The best part of this dip is the fact that it is so easy to make. All you have to do is to put everything in a food processor (or a blender) and process for 2-minutes or until it has a smooth texture. In terms of the ingredients, you use canned Cannelini beans and artichoke hearts, lemon juice, apple cider vinegar, and ume plum vinegar.
I know that the last ingredient – ume plum vinegar – may not be one that you readily have in your pantry. I did not. But since it has been coming up quite often in many of my favorite food blogs and cookbooks, I invested in a bottle of it.
Though you certainly can make this recipe without it, by substituting it with a little more lemon juice and salt, I still recommend giving this unusual ingredient a try.
I am saying that it is unusual ingredient, because I don’t cook Japanese food as much. But for those, who are regulars of Japanese cuisine, ume plum vinegar is no unusual ingredient. I found the best explanation as to what it is in Amy’s book (in the Vinegars section):
“ Naturally fermented, unpasteurized, and unfiltered organic vinegars are an excellent pantry staple for tasty quick dressings, pickles, and marinades. Adding a dash of vinegar to bean dishes or other rich meals at the end of cooking enlivens and balances flavor…”
“Traditionally brewed ume plum vinegar is the treasured brine that is left after pickling umeboshi (Japanese Plum with shiso leaves). It is the perfect seasoning as it adds salt and tanginess at the same time.”
So whenever you want to add a little of that salty and tangy taste to your dressings, dips, and soups, you can use ume plum vinegar. However, one thing to keep in mind is that since it is strong and salty you have to remember to adjust the amount of salt you use in your recipes.
The one ingredient that is so crucial for this aioli recipe is the oven-roasted garlic. Because I think, with the help of white beans it is what makes this so creamy and delicious. I usually roast a couple of heads of garlic once a week, keep it in an airtight jar, and use it in everything I make throughout the week. I find that it is such an easy way to add flavor to pretty much any savory dish that I normally use fresh/raw garlic.
Finally, I steamed my asparagus because I love the tender and crispy texture of steamed version compared to the roasted version. However, you can serve this aioli with roasted asparagus, or any other vegetable you like for that matter.

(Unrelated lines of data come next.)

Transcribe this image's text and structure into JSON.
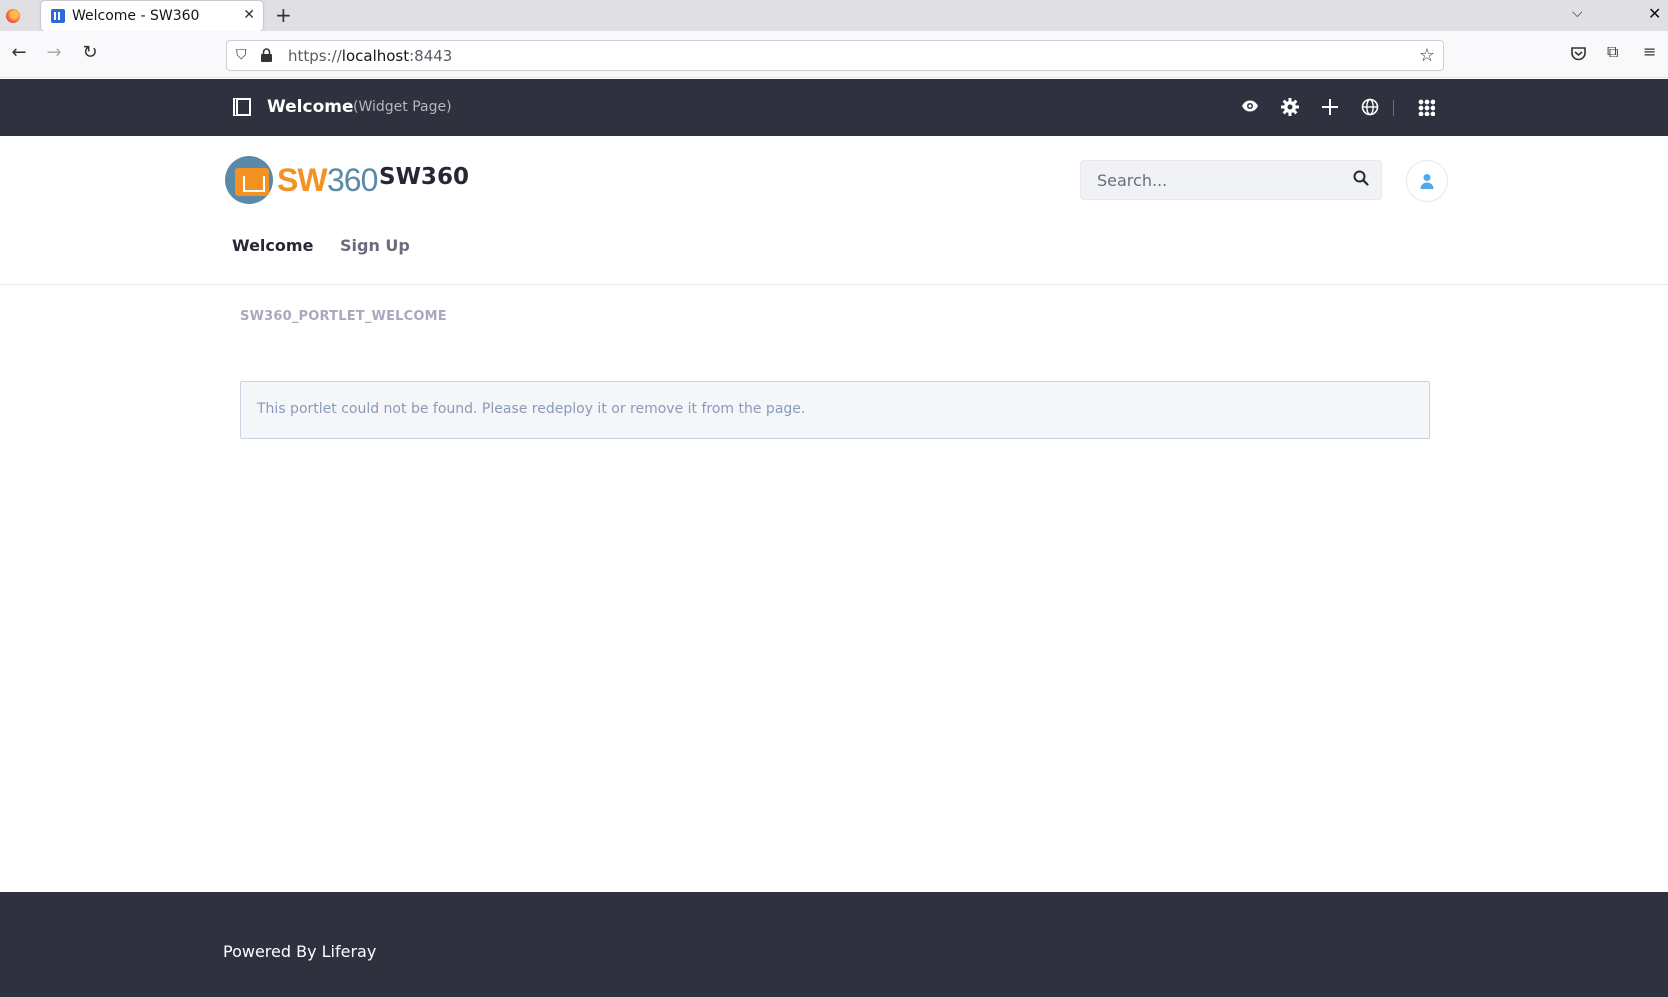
{
  "browser": {
    "tab_title": "Welcome - SW360",
    "url_prefix": "https://",
    "url_host": "localhost",
    "url_port": ":8443"
  },
  "control_menu": {
    "page_title": "Welcome",
    "page_type": "(Widget Page)",
    "icons": [
      "eye-icon",
      "gear-icon",
      "plus-icon",
      "globe-icon",
      "apps-icon"
    ]
  },
  "header": {
    "logo_text_sw": "SW",
    "logo_text_360": "360",
    "site_name": "SW360",
    "search_placeholder": "Search...",
    "nav": [
      {
        "label": "Welcome",
        "active": true
      },
      {
        "label": "Sign Up",
        "active": false
      }
    ]
  },
  "content": {
    "portlet_title": "SW360_PORTLET_WELCOME",
    "alert_message": "This portlet could not be found. Please redeploy it or remove it from the page."
  },
  "footer": {
    "text": "Powered By Liferay"
  },
  "colors": {
    "control_menu_bg": "#30313f",
    "logo_orange": "#f39222",
    "logo_blue": "#5a8aa8",
    "avatar_icon": "#4fa8e8"
  }
}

Either way, this white bean and artichoke aioli recipe is one that you can use whenever you want to entertain a healthy conscious crowd or you fancy the creamy texture of the classic French version.

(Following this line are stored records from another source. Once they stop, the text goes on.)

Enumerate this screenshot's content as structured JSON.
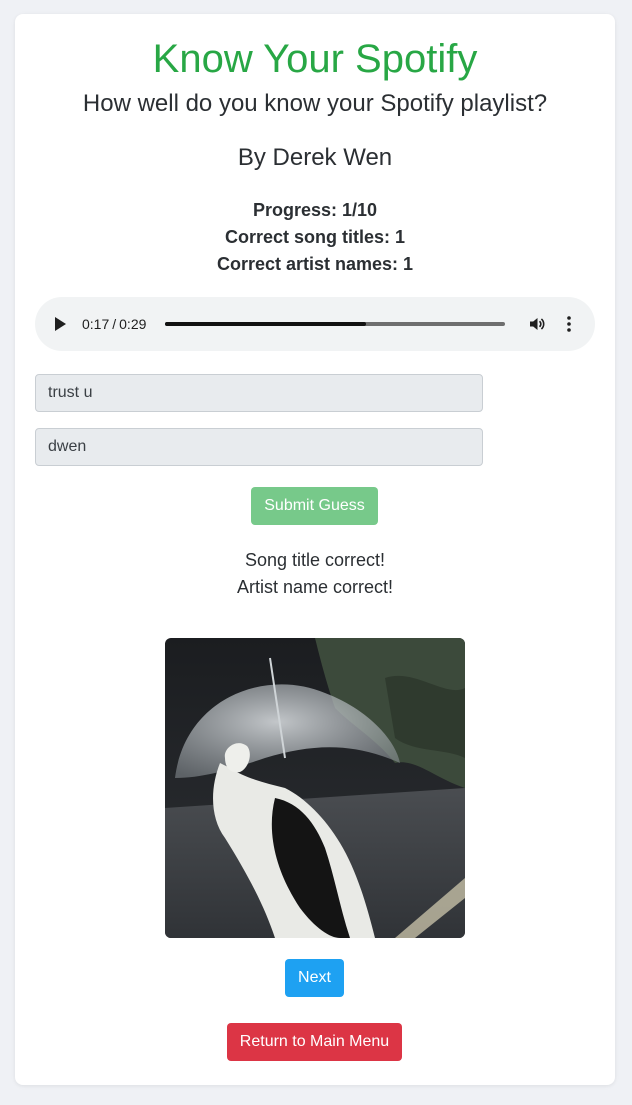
{
  "header": {
    "title": "Know Your Spotify",
    "subtitle": "How well do you know your Spotify playlist?",
    "author": "By Derek Wen"
  },
  "stats": {
    "progress": "Progress: 1/10",
    "song_titles": "Correct song titles: 1",
    "artist_names": "Correct artist names: 1"
  },
  "player": {
    "current_time": "0:17",
    "separator": "/",
    "duration": "0:29",
    "progress_fraction": 0.59,
    "icons": [
      "play-icon",
      "volume-icon",
      "more-vertical-icon"
    ]
  },
  "form": {
    "song_value": "trust u",
    "artist_value": "dwen",
    "submit_label": "Submit Guess"
  },
  "result": {
    "song": "Song title correct!",
    "artist": "Artist name correct!"
  },
  "actions": {
    "next_label": "Next",
    "menu_label": "Return to Main Menu"
  },
  "colors": {
    "title": "#28a745",
    "submit": "#77c98a",
    "next": "#1ea1f2",
    "menu": "#dc3545"
  }
}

Steamed Asparagus with White Bean and Artichoke Aioli
- 1 pound asparagus washed
- 1/4 cup roasted garlic cloves
- 1/4 cup olive oil
- 1/2 teaspoon coarse salt
- 1 15- ounces can cannellini beans drained and rinsed
- 2 teaspoons ume plum vinegar
- 1 teaspoon fresh lemon juice
- 1 teaspoon apple cider vinegar
- 6 artichoke hearts from a can drained
- 6-8 fresh basil leaves plus more for garnishing
- Freshly ground black pepper
- Cut off and discard the ends of asparagus.

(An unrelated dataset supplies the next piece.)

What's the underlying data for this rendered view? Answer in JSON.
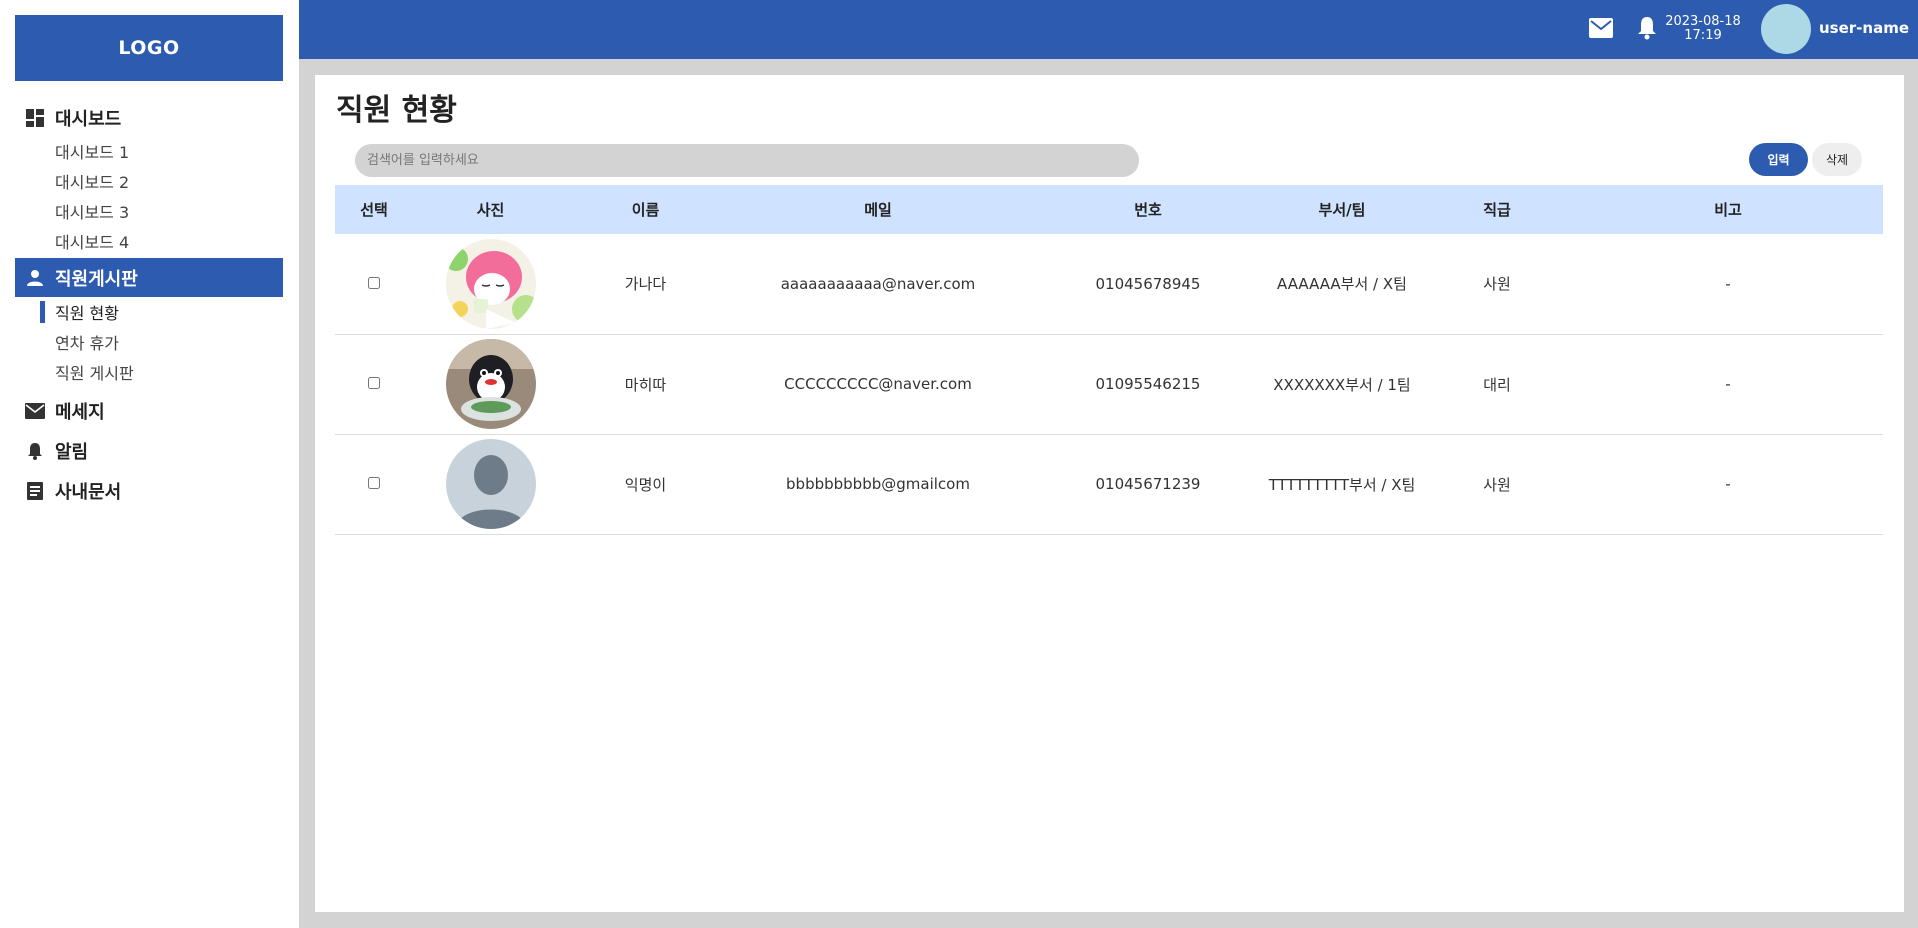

- Place a steamer basket inside a large pot. Fill it with 2 cups of water. Place the asparagus inside the basket. Cover and steam until asparagus are bright green and tender, 8-10 minutes. Remove asparagus from the basket and place on a large plate.
- Meanwhile, place garlic cloves, olive oil, salt, bean, ume plum vinager, lemon juice, apple cider vinegar, artichoke hearts, and basil leaves in the bowl of a food processor. Process for 2 minutes, scraping down the bowl halfway through. The mixture should be smooth and creamy.
- Spoon it over asparagus or serve it on the side. Right before serving sprinkle it with black pepper.
Recipe adapted from Amy Chaplin’s cookbook – At Home in the Whole Food Kitchen.